Pressure? He laughed at the thought. In five years as the setup man for the Cleveland Indians in the American League Central, where the Detroit Tigers were the bullies on the block, Smith was the guy summoned when Miguel Cabrera came up and the Indians desperately needed a double play.
"Bases loaded and one out, facing Miggy, or a three-run lead and pitch one inning?" Smith said. "I'll take the three-run lead and pitch one inning every day."
Smith is expected to be in the closer's role Friday when the Angels open a three-game series against the Texas Rangers at Angel Stadium, though the team says that Ernesto Frieri's demotion is temporary, that he will at some point return to the ninth inning and Smith will reclaim the eighth inning, and sometimes the seventh.
That is just fine with Smith, who is in the first year of a three-year, $15.75-million contract.
"You've got some guys that want to pitch in a certain role," Smith said. "I'm not one of them."

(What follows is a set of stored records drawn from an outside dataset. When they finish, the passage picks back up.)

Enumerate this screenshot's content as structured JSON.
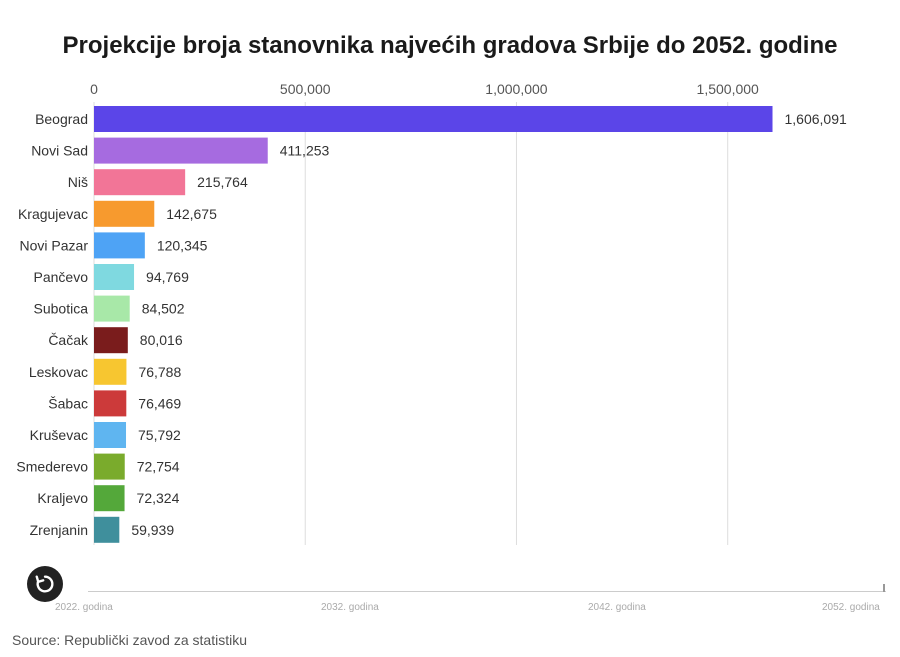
{
  "chart_data": {
    "type": "bar",
    "orientation": "horizontal",
    "title": "Projekcije broja stanovnika najvećih gradova Srbije do 2052. godine",
    "categories": [
      "Beograd",
      "Novi Sad",
      "Niš",
      "Kragujevac",
      "Novi Pazar",
      "Pančevo",
      "Subotica",
      "Čačak",
      "Leskovac",
      "Šabac",
      "Kruševac",
      "Smederevo",
      "Kraljevo",
      "Zrenjanin"
    ],
    "values": [
      1606091,
      411253,
      215764,
      142675,
      120345,
      94769,
      84502,
      80016,
      76788,
      76469,
      75792,
      72754,
      72324,
      59939
    ],
    "value_labels": [
      "1,606,091",
      "411,253",
      "215,764",
      "142,675",
      "120,345",
      "94,769",
      "84,502",
      "80,016",
      "76,788",
      "76,469",
      "75,792",
      "72,754",
      "72,324",
      "59,939"
    ],
    "colors": [
      "#5b45e8",
      "#a66be0",
      "#f27597",
      "#f79a2e",
      "#4ea3f5",
      "#7fd9e0",
      "#a8e8a8",
      "#7a1c1c",
      "#f7c630",
      "#cc3a3a",
      "#5fb5f0",
      "#7aab2c",
      "#54a83a",
      "#3f8f9c"
    ],
    "x_ticks": [
      0,
      500000,
      1000000,
      1500000
    ],
    "x_tick_labels": [
      "0",
      "500,000",
      "1,000,000",
      "1,500,000"
    ],
    "xlim": [
      0,
      1600000
    ],
    "grid": true,
    "axis_position": "top"
  },
  "timeline": {
    "labels": [
      "2022. godina",
      "2032. godina",
      "2042. godina",
      "2052. godina"
    ]
  },
  "controls": {
    "replay_icon": "replay-icon"
  },
  "source": "Source: Republički zavod za statistiku"
}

Frieri had two saves — and two blown saves — when the Angels demoted him last week. Smith got his save opportunities on Monday and Tuesday, and converted them both.

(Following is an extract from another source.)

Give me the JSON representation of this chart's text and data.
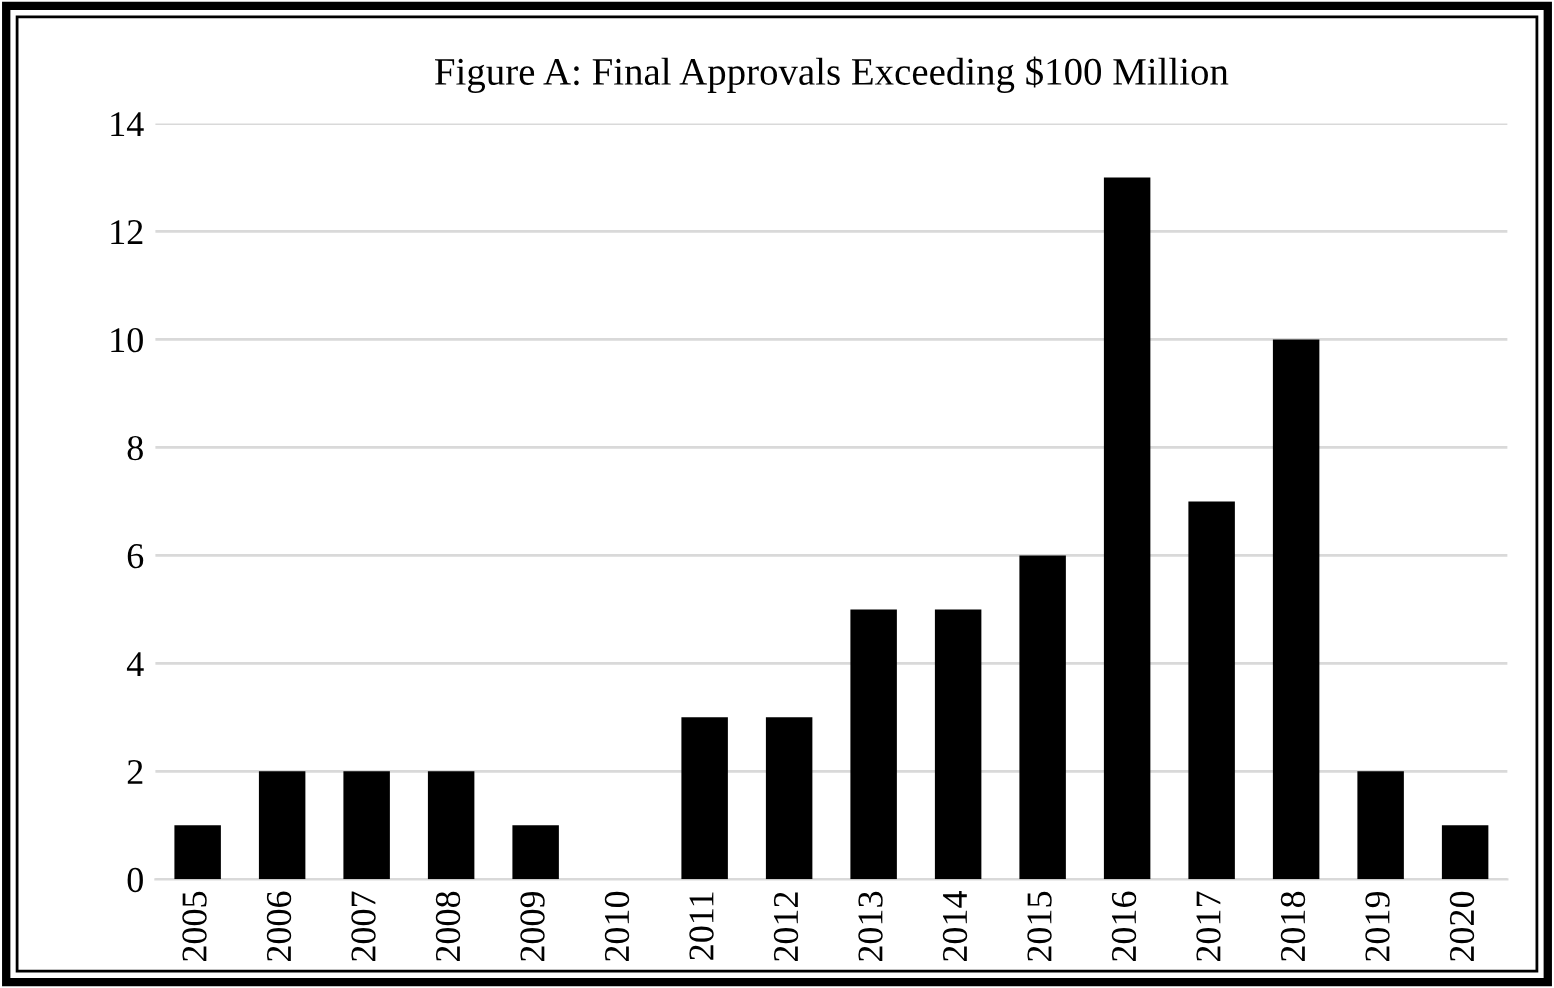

The glaring statistical difference in production so far is the home run. Smith has faced 50 batters without giving up a home run; Frieri has faced 49 batters and given up five.

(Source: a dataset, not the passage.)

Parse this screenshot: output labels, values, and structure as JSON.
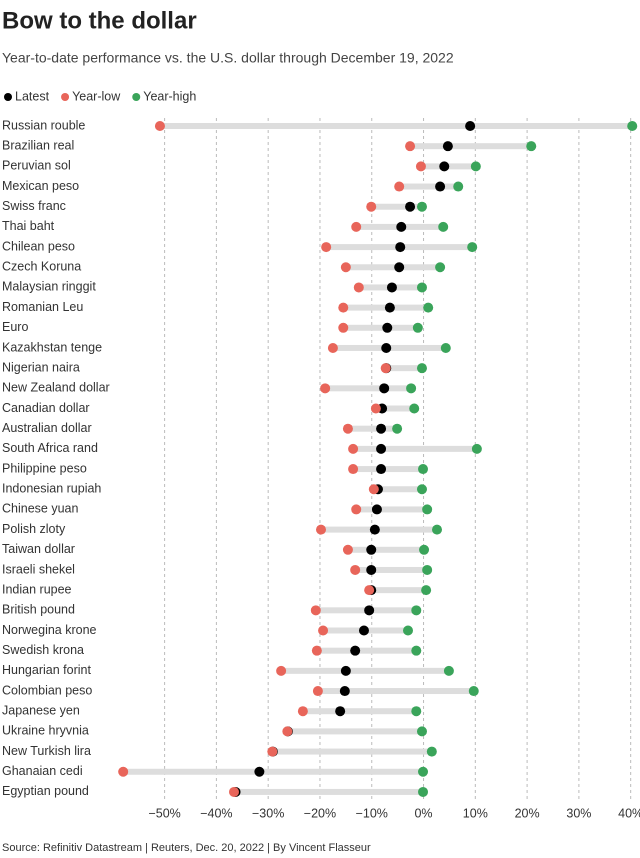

The glaring statistical difference in profiles is the fastball velocity — Frieri at 94 mph, Smith at a below-average 89 mph.
"I understand it," Smith said, "the power pitcher with strikeout stuff shutting down the game. Maybe I've got a little bit of bias, because I'm not a power pitcher."
Smith wanted to become a closer, but he found Billy Wagner ahead of him with the New York Mets, then Kerry Wood and Chris Perez after he was traded to Cleveland. Still, after the Indians soured on Perez, Smith said they did not make a pitch to keep him as their closer and declined to match the offer he received from the Angels.
Smith, 30, said he got offers from the Dodgers, Mets, Colorado Rockies and Philadelphia Phillies before signing with the Angels. The Dodgers offered two years, the Angels three.
"They both have great teams," he said. "I wanted to stay in the American League. That was a big thing for me. I don't really know why.
"If the Dodgers would have offered three, I can't say hands-down I would have gone there."
In each of his final three seasons in Cleveland, Smith had an earned-run average under 3.00, and more than two strikeouts for every walk. He said no team offered him a job as a closer.
"I don't think anybody really came out and said that," Smith said. "A couple teams said, 'Maybe.' That doesn't bother me."
Smith believes he could do the job. He gets outs, after all, and he does not subscribe to the theory that outs in the ninth inning are somehow more difficult to get than other outs.
"I'm not one of those guys that thinks of that as a different animal," he said.
If his team wants him to get those outs in the seventh or eighth inning, so be it. But he did admit to a certain thrill on Monday, when the bullpen gates opened at Angel Stadium, the closer entered the field, and his music echoed across the ballpark.
He picked the music — "My Kind of Party" by country star Jason Aldean.
And what went through his mind as he heard the song?
"Man, that was sweet," Smith recalled. "Now let's go get some outs."
The Angels are expected to recall hot-hitting utility player Grant Green, a former USC standout, from triple-A Salt Lake on Friday. The 26-year-old infielder hit .365 with 11 extra-base hits and 28 runs batted in in 25 games and played the last six games in left field in an effort to increase his versatility.
The right-handed-hitting Green, whose best position is second base, can also play third base and shortstop. He could take playing time away from struggling left fielder J.B. Shuck (.156), and he will also be an option at designated hitter.